Yüzyıllık mekân/mukim öyküleri
Türkiye’nin Politik söyleminde yüzyıl öyküleri genellikle kahramanlıklar üzerine kuruludur ve ‘zaferden zafere koşan milletin’ serüvenini anlatır. Ne var ki o söylemin örttüğü alanda bambaşka sosyolojik mekan/mukim öyküleri saklıdır. Erzincan’lı Vahe Aliksanyan’ın yüzyıla sığmış öyküleri bu örtük alanın ilgi çekici örneklerinden biridir.

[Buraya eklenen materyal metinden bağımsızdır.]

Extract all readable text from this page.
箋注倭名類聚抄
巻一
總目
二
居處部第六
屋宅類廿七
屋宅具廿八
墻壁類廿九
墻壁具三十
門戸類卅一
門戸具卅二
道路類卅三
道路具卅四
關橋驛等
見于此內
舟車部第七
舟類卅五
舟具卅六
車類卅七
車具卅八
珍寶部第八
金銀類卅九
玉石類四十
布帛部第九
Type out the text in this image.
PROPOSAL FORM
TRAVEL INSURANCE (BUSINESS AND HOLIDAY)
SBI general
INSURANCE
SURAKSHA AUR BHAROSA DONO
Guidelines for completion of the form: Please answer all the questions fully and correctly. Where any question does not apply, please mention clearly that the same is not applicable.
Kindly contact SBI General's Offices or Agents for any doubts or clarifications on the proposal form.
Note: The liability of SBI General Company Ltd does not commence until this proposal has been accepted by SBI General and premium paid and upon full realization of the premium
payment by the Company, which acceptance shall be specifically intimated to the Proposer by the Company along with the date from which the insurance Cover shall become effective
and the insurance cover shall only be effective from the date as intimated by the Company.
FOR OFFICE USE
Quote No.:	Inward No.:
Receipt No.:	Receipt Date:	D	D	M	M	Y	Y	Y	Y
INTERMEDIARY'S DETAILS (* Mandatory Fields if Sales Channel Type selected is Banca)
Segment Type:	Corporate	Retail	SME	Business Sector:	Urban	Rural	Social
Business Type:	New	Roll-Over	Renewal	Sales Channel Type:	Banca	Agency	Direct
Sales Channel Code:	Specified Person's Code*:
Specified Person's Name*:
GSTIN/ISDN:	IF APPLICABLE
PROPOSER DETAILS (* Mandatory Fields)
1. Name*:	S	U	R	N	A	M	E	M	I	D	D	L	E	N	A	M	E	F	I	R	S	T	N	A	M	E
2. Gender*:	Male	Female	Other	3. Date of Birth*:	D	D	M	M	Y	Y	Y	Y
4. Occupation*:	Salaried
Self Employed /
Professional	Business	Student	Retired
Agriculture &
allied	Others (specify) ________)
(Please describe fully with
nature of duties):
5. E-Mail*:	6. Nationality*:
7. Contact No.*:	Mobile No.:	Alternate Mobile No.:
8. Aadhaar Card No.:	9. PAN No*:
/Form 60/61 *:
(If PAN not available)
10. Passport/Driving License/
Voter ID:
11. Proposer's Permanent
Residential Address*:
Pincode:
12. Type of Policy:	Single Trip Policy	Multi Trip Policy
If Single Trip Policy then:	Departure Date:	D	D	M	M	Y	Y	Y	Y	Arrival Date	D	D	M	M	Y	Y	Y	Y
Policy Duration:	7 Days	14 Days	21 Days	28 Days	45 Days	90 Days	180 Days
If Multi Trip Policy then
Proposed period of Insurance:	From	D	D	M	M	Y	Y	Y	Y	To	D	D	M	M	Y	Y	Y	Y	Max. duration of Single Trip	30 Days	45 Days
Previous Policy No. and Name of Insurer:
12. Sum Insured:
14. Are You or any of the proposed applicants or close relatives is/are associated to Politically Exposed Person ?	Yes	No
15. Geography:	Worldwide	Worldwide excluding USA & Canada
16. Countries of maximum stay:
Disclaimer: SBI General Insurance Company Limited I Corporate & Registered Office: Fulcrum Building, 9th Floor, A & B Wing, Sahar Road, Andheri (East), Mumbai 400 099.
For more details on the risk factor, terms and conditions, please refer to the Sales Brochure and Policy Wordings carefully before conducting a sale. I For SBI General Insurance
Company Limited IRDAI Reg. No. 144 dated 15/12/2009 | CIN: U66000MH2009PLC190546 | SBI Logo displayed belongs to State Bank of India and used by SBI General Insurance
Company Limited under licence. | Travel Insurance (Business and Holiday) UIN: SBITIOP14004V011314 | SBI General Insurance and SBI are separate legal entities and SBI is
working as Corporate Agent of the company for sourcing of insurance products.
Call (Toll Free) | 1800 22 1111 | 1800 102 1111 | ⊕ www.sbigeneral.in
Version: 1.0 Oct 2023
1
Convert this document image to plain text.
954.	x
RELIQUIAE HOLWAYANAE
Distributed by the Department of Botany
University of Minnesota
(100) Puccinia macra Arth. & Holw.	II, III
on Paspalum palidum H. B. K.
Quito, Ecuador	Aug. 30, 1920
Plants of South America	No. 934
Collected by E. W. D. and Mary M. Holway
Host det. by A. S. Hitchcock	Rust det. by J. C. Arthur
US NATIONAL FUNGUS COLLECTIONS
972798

1924’de İstanbul’da dünyaya gelen ve tam yüz yıl sonra yine İstanbul’da hayata veda eden Aliksanyan’ı, 2008’de GAP Turu olarak bilinen bir turistik gezide tanımıştım. Sevgili Hüseyin Elçi’in Gezi Dostları grubuyla Adıyaman, Mardin, Diyarbakır, Urfa coğrafyasını gezmiştik. TIP doktoru Aliksanyan kitaplarının fakültelerde okutulduğu halde, prof. olamamasının öyküsünü de o zaman öğrenmiştim. Hemen tüm sözleri bir tecrübenin dili gibiydi. Mardin’de camiye dönüştürülmüş bir kilise için ‘hayırlı bir iş’ demesine şaşırmış, nedenini dinleyince anlamıştım. Başka pek çok şehirde elektrik santraline, hapishaneye, hayvan barınağına ve hatta geneleve dönüştürülmüş kiliseleri biliyordu, bu hiç değilse ‘Allahın eviydi’.
Bu seyahati izleyen günlerde babası Bedros Aliksanyan’ın 1915’de yaşadığı dehşet günlerini içeren hatıralarını paylaşmıştı benimle. O notları ailenin üç kuşak hikayesi içinde sevgili Öykü Gürpınar, MSGSÜ Sosyoloji Bölümünde yüksek lisans tezine konu yapmış, bu çalışma vesilesiyle Aliksan’yan ailesini ziyaret etmiştik.
Aile köklerinin geldiği ve adı ‘Armutlu’ olarak değiştirilmiş olan Armıdan, Hagop Mıntzuri’nin anlattığı gibi eğitim kurumları da olan gelişmiş bir köydü. Armıdan’lı Bedros, 1915’de Erzincan’da ölüme götürülürken kaçıp kurtulabilen ve bir süre bir ailenin korumasında saklandıktan sonra İstanbul’a gelebilmiş bir Ermeniydi. Burada, daha önce gelen Armıdanlılarla buluşmuş, bir fırında çalışmış ve dürüstlüğü-çalışkanlığı ile kısa sürede yönetici olmuştu. Kendisi gibi Armıdanlı bir hanımla evlenmiş ve hatıratını da o süreçte yazmıştı. Bedros’un hatıratına da yazdığı ve oğluna anlattığı en önemli olay, Ermeniler ölüme götürülürken, üç gencin ani bir hareketle köprüden nehire atlamalarıydı. Onlardan biri vurularak öldürülmüş, diğeri yaralanmış ve o haliyle Bedros’a ‘bari sen kaç, kurtul’ demişti. O da arkadaşını orada bırakarak canını kurtarmıştı. Bu manzara bütün ömrü boyunca kendisiyle yaşamıştı.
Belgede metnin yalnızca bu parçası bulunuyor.